There are several ways to beat the market, and investing in small cap stocks has historically been one of them. We like to improve the odds of beating the market further by examining what famous hedge fund operators such as Carl Icahn and George Soros think. Those hedge fund operators make billions of dollars each year by hiring the best and the brightest to do research on stocks, including small cap stocks that big brokerage houses simply don’t cover. Because of Carl Icahn and other elite funds’ exemplary historical records, we pay attention to their small cap picks. In this article, we use hedge fund filing data to analyze Kite Pharma Inc (NASDAQ:KITE).
Kite Pharma Inc (NASDAQ:KITE) investors should be aware of an increase in hedge fund sentiment in recent months. KITE was in 27 hedge funds’ portfolios at the end of September. There were 19 hedge funds in our database with KITE positions at the end of the previous quarter. The level and the change in hedge fund popularity aren’t the only variables you need to analyze to decipher hedge funds’ perspectives. A stock may witness a boost in popularity but it may still be less popular than similarly priced stocks. That’s why at the end of this article we will examine companies such as Cree, Inc. (NASDAQ:CREE), Darling International Inc. (NYSE:DAR), and The Timken Company (NYSE:TKR) to gather more data points.

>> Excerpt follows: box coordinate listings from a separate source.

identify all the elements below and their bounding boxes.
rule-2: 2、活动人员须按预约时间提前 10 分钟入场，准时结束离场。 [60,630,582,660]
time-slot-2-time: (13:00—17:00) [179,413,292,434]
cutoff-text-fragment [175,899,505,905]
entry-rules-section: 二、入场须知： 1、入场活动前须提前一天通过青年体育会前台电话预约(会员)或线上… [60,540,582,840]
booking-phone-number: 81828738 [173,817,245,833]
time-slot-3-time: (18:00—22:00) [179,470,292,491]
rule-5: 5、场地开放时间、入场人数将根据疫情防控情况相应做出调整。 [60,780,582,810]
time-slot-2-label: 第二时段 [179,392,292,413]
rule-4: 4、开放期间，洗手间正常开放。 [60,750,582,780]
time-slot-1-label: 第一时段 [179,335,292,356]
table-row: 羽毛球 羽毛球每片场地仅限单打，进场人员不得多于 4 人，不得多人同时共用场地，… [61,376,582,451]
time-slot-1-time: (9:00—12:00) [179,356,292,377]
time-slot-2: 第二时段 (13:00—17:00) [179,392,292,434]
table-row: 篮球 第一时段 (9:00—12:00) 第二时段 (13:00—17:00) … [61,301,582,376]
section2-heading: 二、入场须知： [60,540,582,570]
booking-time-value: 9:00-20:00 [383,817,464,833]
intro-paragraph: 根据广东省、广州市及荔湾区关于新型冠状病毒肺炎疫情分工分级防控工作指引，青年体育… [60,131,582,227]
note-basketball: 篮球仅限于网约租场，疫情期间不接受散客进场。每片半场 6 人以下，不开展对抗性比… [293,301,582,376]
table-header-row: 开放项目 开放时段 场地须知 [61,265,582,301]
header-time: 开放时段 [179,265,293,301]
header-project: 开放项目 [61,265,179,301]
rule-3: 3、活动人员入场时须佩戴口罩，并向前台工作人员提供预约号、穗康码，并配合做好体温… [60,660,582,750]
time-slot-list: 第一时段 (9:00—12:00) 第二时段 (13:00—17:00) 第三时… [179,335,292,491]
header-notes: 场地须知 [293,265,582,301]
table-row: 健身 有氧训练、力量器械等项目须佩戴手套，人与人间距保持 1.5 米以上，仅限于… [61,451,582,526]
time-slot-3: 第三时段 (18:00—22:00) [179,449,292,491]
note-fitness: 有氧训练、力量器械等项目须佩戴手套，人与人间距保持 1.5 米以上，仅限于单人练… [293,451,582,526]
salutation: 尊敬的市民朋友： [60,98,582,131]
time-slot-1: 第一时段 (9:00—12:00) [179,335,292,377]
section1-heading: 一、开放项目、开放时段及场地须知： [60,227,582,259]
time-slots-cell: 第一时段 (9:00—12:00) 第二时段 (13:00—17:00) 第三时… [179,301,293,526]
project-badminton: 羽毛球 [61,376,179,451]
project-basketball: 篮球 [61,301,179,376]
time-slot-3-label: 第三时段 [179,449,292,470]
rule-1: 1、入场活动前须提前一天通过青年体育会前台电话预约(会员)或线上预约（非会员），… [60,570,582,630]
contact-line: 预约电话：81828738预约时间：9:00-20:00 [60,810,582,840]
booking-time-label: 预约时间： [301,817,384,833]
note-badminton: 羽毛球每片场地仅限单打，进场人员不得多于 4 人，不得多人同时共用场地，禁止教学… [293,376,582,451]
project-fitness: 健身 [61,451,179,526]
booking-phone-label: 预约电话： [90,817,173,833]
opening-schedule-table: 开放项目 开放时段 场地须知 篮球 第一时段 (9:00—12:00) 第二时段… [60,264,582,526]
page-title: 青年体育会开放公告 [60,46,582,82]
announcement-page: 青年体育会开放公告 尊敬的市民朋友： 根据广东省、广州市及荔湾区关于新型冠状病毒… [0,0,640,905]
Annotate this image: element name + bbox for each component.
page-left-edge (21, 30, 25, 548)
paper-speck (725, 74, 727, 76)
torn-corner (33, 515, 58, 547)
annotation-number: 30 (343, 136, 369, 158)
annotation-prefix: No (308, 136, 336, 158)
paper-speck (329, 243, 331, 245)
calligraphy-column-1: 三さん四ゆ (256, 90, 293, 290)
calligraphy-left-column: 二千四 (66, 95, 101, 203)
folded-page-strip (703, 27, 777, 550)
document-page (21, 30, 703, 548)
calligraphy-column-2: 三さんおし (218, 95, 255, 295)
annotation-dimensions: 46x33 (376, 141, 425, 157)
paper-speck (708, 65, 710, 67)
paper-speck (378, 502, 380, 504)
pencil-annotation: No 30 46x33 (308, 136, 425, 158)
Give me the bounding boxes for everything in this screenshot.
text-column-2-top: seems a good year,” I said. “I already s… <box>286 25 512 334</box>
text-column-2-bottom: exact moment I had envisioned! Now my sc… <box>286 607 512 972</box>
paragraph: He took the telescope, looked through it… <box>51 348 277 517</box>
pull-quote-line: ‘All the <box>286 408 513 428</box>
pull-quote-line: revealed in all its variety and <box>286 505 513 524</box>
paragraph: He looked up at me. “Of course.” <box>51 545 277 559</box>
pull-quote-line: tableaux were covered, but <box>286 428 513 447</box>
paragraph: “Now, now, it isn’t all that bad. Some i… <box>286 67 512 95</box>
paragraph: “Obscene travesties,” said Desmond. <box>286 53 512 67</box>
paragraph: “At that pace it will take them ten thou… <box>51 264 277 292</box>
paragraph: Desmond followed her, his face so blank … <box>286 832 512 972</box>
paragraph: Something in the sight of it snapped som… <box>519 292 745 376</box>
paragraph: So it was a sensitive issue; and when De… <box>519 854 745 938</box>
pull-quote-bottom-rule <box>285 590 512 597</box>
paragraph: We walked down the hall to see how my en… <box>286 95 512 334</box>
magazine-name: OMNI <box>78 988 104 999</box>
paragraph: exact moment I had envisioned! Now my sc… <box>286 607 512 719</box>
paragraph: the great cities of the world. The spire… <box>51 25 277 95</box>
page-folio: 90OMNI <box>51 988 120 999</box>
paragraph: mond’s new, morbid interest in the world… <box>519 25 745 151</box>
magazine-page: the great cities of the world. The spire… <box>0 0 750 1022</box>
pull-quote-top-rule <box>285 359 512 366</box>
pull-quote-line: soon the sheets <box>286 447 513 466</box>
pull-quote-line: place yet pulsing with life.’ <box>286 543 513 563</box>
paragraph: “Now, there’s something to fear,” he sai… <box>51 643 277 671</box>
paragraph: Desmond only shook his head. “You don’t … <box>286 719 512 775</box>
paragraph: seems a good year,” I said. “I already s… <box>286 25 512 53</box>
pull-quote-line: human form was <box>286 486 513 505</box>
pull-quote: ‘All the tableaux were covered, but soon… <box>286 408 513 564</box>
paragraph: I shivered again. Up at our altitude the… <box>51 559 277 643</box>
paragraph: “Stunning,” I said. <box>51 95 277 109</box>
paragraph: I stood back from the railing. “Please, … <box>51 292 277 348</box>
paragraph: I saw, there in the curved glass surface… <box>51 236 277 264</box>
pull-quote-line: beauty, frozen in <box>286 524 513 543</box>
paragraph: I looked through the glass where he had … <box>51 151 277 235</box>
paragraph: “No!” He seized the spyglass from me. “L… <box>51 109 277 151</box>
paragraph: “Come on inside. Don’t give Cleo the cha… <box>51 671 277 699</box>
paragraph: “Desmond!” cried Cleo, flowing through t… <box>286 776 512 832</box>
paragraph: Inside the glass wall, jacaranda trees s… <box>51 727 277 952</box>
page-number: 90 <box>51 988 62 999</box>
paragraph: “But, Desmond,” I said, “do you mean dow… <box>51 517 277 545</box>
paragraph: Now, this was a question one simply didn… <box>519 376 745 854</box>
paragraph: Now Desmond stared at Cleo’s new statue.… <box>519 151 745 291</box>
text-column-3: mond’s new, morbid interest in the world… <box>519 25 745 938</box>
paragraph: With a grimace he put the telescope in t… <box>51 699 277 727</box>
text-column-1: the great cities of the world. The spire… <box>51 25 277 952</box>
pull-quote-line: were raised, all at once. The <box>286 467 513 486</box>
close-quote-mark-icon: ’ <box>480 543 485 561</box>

At Insider Monkey, we’ve developed an investment strategy that has delivered market-beating returns over the past 12 months. Our strategy identifies the 100 best-performing funds of the previous quarter from among the collection of 700+ successful funds that we track in our database, which we accomplish using our returns methodology. We then study the portfolios of those 100 funds using the latest 13F data to uncover the 30 most popular mid-cap stocks (market caps of between $1 billion and $10 billion) among them to hold until the next filing period. This strategy delivered 18% gains over the past 12 months, more than doubling the 8% returns enjoyed by the S&P 500 ETFs.
How are hedge funds trading Kite Pharma Inc (NASDAQ:KITE)?
At the end of the third quarter, a total of 27 of the hedge funds tracked by Insider Monkey were long this stock, a gain of 42% from one quarter earlier. With hedge funds’ capital changing hands, there exists an “upper tier” of notable hedge fund managers who were upping their holdings meaningfully (or already accumulated large positions).
Of the funds tracked by Insider Monkey, Wildcat Capital Management, managed by Leonard A. Potter, holds the largest position in Kite Pharma Inc (NASDAQ:KITE). Wildcat Capital Management has a $131.7 million position in the stock, comprising 31.5% of its 13F portfolio. The second most bullish fund manager is Andreas Halvorsen of Viking Global, with a $28.9 million position. Other professional money managers that hold long positions comprise Jacob Doft’s Highline Capital Management, Christopher James’ Partner Fund Management and Guy Shahar’s DSAM Partners. We should note that none of these hedge funds are among our list of the 100 best performing hedge funds which is based on the performance of their 13F long positions in non-microcap stocks.